Jan. 21, 2011 — -- Despite vocal cries for austerity and belt-tightening on Capitol Hill, Congress and the White House, budget officials have quietly continued to pay for the development of a multi-billion-dollar military jet engine the Pentagon says it doesn't need and the defense secretary himself called a wasteful boondoggle.
"The Secretary of Defense [and] the President have made the point that this is not something we need," White House press secretary Robert Gibbs said today. "I think that whenever the military tells you something that -- the military is spending money on something the military doesn't need, especially in these times, it's important we pay heed to that."
The green light to continue spending on the engine's development came from the Office of Management and Budget last month at the urging of congressional leaders. The decision arrived on the heels of a $9 million lobbying push and an equally aggressive advertising campaign by General Electric, the corporate giant that has argued that the nation benefits by having two different versions of the engine that will power the Joint Strike Fighter. And it comes as President Obama named General Electric's CEO chairman of his new Council on Jobs and Competitiveness.
Nine months ago, the Pentagon and the White House publicly lashed out at the engine program, identifying it as one of the nation's most wasteful defense projects. Defense Secretary Robert Gates decried the notion of paying two giant defense contractors billions to build two different engines for the same plane. One engine, he said, would be plenty.
"The Bush administration opposed this engine. The Obama administration opposes it. We have recommended for several years now against funding this engine, considering it a waste of money," Gates told reporters back in May. "To argue that we should add another $3 billion in what we regard as waste ... frankly, I don't track the logic."
President Obama promised he would veto the entire defense spending bill if Congress insisted on including money for the GE engine and Gibbs said today that veto threat still stands. But Congress adjourned last year before the spending bill could come to a final vote. In December, the director of the Office of Management and Budget wrote to members of Congress to inform them that the money for the alternate engine would continue to flow unabated, at least until March 4, when the stop-gap funding bill expires.
Now, those on both sides of the debate say that despite mounting anti-spending rhetoric from conservative House Republicans, the new Congress is poised to spend even more money on the alternate engine. A spokesman for General Electric told ABC News that newly elevated leaders are even more likely to keep the engine program afloat.
The debate over how to power the all-purpose military jet has brought into sharp relief the challenge faced by members of Congress who campaigned on vows to cut spending in Washington, but who now must confront a swirl of competing pressures, including the need to sustain jobs in their districts.
Pratt & Whitney, which won the initial contract for the Joint Strike Fighter engine, argues that the government gains little by paying a second company to build an alternate. But General Electric contends in advertising placed on political websites and in Capitol Hill newspapers that having two companies build engines creates competition that will ultimately drive down costs. It's an argument, the company notes, that was supported in an independent study by the Government Accounting Office. The company's executives believe their efforts to persuade key leaders are working.
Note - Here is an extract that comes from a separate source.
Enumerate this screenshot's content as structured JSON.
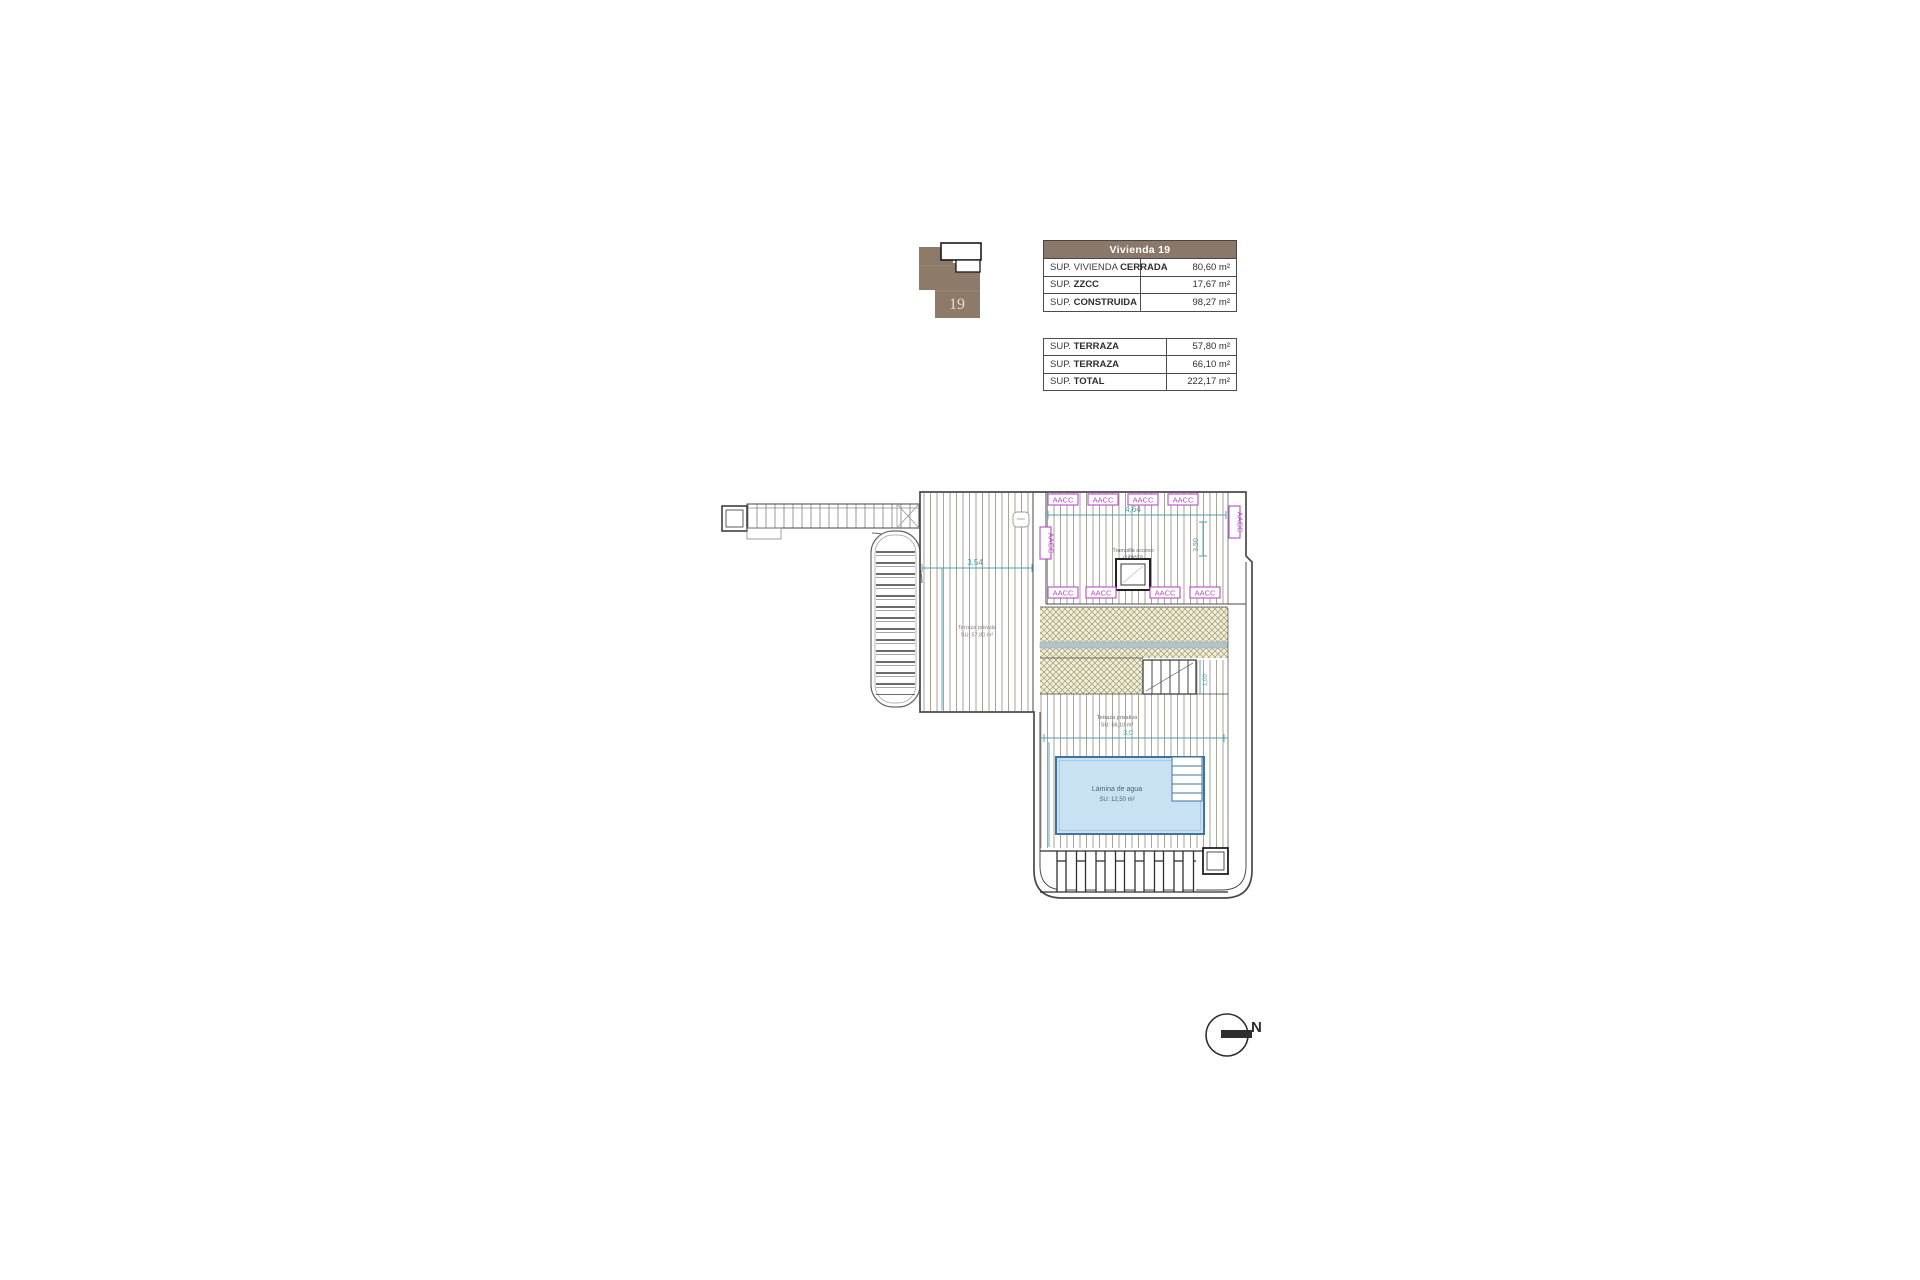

Support For Second Engine Stronger After Election, Says GE
Joint Strike Force Program Among Most Costly In History
The competing engines are just one component of the F-35 Joint Strike Force program -- one of the most costly weapons programs in U.S. history. The original plan called for the development of 2,443 "fifth generation" planes of three different types: planes using conventional landings, planes capable of use by the U.S. Navy on aircraft carriers, and planes capable of vertical take-offs similar to that of the famed Harrier jet.
Each of the planes ordered from aeronautics manufacturer Lockheed Martin in 2002 was originally projected to cost just over $40 million. That figure has risen nearly 25 percent, according to Lockheed Martin, to closer to $49 million, accounting for inflation over the past nine years. With inflation added, as well as additional production, maintenance and spare parts costs, the total cost per plane tops out at $92 million.
The program has also been delayed several times and recently the contract with Lockheed Martin was extended from its original 2011 deadline to 2016.
"I think what you have to recognize is this is by far the most complex aircraft ever built," Lockheed spokesperson John Kent told ABC News. "We all acknowledge that we underestimated the complexity of developing the airplane. Hindsight is always very clear and I'm sure there are things we would've done differently.
"Yes, we're behind schedule. Yes, we're over budget on developing the airplane, but we exceeded flight test milestones last year. A lot of the problems that were dogging [the project] have been fixed," he said.
GE has pointed to the delays, and what it says are $2.5 billion in cost over-runs with the Pratt & Whitney engine, as proof that an alternative is needed. Warren Boley, president of Pratt & Whitney's military engine division, calls the figure misleading and says he finds it "disappointing" that "they are throwing rocks at us."
As for whether the fighter will emerge with one brand of engine or two, Boley says he has stopped trying to predict.
"I'm not sure I'm smart enough to handicap that race," he told ABC News. "The secretary of defense is very determined. But there are those in Congress who are also very determined."